Click the play button above to view a brief history of San Pedro. View a transcript (PDF 60KB) of this video.
San Pedro, a 287-ton, Dutch-built ship was part of the New Spain flota (fleet) that left Havana for Spain on Friday, the 13th of July, 1733. Under the command of Don Rodrigo de Torres aboard the Capitana (flagship), El Rubi Segundo, the convoy consisted of three armed galleons and eighteen merchant ships laden with tanned hides, rare spices, precious jewels, silver and gold - all of which were needed for the economic survival of Spain. Just two days into their journey, the fleet encountered a hurricane which scattered the vessels some 80 miles along the Florida Keys. The New Spain flota had been swamped by the storm; only one lucky vessel survived and safely returned to Havana to tell the tale of the disaster.
A thorough salvage of the wreckage was undertaken.
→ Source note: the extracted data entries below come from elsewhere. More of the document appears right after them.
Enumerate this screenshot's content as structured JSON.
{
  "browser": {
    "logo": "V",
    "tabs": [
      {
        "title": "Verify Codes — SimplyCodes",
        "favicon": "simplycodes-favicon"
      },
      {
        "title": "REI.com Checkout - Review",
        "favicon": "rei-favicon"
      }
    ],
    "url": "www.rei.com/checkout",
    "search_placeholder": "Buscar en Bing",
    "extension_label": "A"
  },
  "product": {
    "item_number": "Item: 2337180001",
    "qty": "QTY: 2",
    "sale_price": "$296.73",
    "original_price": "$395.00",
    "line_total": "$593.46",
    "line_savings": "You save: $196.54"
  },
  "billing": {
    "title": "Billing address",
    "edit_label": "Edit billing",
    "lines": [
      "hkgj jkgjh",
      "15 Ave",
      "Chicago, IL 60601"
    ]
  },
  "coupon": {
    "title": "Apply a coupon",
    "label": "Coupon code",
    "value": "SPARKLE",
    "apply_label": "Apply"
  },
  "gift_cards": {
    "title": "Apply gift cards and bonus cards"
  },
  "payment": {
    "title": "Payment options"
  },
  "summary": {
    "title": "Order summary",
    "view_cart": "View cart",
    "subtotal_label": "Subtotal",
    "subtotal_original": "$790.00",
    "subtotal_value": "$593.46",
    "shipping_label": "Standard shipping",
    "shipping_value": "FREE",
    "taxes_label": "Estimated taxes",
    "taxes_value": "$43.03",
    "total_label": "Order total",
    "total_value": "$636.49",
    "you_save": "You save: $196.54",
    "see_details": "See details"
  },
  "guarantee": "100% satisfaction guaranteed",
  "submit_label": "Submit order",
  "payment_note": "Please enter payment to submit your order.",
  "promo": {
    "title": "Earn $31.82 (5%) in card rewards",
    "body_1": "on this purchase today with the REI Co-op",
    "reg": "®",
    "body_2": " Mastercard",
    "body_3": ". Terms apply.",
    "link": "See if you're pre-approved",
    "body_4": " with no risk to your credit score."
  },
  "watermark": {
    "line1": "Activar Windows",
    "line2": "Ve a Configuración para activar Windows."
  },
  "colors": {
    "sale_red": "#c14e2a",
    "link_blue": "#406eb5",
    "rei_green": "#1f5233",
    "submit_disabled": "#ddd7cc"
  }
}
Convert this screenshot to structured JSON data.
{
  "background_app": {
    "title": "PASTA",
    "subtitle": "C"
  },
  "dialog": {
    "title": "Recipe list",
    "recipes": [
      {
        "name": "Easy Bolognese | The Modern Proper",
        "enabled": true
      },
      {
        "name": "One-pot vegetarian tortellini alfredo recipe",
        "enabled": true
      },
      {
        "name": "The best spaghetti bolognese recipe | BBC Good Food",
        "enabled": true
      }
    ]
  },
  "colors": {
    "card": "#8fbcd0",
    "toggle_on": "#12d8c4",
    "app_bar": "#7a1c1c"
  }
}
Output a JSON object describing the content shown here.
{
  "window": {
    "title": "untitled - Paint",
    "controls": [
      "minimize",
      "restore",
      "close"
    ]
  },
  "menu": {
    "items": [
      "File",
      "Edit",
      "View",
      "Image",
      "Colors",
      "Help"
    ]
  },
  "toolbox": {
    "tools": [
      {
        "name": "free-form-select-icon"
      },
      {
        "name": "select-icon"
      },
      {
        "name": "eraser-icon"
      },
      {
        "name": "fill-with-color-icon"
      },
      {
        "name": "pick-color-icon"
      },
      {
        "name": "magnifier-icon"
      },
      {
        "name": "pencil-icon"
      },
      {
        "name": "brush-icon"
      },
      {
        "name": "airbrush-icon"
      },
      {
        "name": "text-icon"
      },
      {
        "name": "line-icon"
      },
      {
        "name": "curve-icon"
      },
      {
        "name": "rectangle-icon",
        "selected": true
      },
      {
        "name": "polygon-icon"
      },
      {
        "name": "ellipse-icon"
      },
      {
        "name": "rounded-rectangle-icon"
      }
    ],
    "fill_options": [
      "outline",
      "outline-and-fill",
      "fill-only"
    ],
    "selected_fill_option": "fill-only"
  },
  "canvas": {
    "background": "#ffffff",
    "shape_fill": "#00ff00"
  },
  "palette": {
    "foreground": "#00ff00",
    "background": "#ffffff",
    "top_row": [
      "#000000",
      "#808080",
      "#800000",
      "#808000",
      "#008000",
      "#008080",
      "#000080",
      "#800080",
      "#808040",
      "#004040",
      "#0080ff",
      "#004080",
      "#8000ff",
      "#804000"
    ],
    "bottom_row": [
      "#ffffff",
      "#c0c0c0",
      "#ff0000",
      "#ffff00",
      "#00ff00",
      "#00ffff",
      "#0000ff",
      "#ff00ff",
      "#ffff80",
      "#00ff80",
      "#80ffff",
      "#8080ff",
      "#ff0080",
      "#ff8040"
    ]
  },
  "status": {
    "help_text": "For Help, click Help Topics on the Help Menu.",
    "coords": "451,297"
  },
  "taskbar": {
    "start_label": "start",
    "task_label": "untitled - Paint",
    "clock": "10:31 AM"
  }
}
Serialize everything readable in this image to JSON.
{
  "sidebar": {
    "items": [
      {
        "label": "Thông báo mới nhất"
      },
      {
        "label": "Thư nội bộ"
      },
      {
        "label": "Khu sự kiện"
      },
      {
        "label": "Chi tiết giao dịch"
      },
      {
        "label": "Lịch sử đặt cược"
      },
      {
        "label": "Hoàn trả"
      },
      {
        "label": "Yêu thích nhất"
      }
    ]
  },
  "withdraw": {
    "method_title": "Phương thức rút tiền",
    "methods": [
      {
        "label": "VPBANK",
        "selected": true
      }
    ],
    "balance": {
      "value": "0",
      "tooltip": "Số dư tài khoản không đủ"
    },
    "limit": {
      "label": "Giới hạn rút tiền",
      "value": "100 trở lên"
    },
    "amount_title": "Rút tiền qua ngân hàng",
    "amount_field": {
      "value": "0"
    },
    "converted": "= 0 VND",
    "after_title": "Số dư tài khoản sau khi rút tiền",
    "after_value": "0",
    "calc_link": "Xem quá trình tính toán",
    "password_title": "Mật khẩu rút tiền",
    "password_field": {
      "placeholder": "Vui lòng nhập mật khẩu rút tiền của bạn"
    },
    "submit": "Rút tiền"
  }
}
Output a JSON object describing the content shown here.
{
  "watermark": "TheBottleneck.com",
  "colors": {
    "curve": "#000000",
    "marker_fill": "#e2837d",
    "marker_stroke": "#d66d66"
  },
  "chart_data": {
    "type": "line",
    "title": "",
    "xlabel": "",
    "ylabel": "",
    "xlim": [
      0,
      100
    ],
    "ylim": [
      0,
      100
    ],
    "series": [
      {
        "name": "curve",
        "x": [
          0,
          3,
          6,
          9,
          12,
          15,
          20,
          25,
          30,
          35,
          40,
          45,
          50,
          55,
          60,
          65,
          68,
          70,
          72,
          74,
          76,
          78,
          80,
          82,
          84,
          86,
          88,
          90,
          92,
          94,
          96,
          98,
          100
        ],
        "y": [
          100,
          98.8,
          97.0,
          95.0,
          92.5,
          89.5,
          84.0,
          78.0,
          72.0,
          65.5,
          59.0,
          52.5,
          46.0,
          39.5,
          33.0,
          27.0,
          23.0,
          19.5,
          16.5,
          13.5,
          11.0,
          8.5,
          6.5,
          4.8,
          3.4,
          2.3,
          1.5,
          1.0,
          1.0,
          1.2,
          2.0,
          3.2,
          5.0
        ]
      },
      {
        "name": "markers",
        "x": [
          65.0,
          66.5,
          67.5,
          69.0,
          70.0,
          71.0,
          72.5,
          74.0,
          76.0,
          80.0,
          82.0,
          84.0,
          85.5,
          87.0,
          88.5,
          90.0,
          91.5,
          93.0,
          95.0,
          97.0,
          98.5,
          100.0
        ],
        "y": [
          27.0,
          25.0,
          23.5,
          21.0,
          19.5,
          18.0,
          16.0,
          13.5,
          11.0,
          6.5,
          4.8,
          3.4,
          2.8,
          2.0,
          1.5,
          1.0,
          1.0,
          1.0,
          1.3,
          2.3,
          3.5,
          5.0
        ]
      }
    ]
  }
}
The vessels that could not be refloated and towed back to Havana were burned to the waterline so that divers could descend into their holds and retrieve the remaining cargo. This was also done to help conceal the wrecks from freebooters who would attempt to loot the vessels. The salvage work continued for years, and locations of wrecks were charted on an official map. When a final calculation of salvaged materials was made, more gold and silver had been recovered from the ships than had been listed on the original manifests, a result of inevitable contraband.
Today, San Pedro, located in 18 feet of water, is among the most picturesque of the 1733 shipwrecks due to her location in a white sand pocket surrounded by turtle grass and prolific marine life that inhabits her remains. The vessel is one of Florida's oldest artificial reefs - host to a variety of sea creatures living amidst ballast stones and coral heads.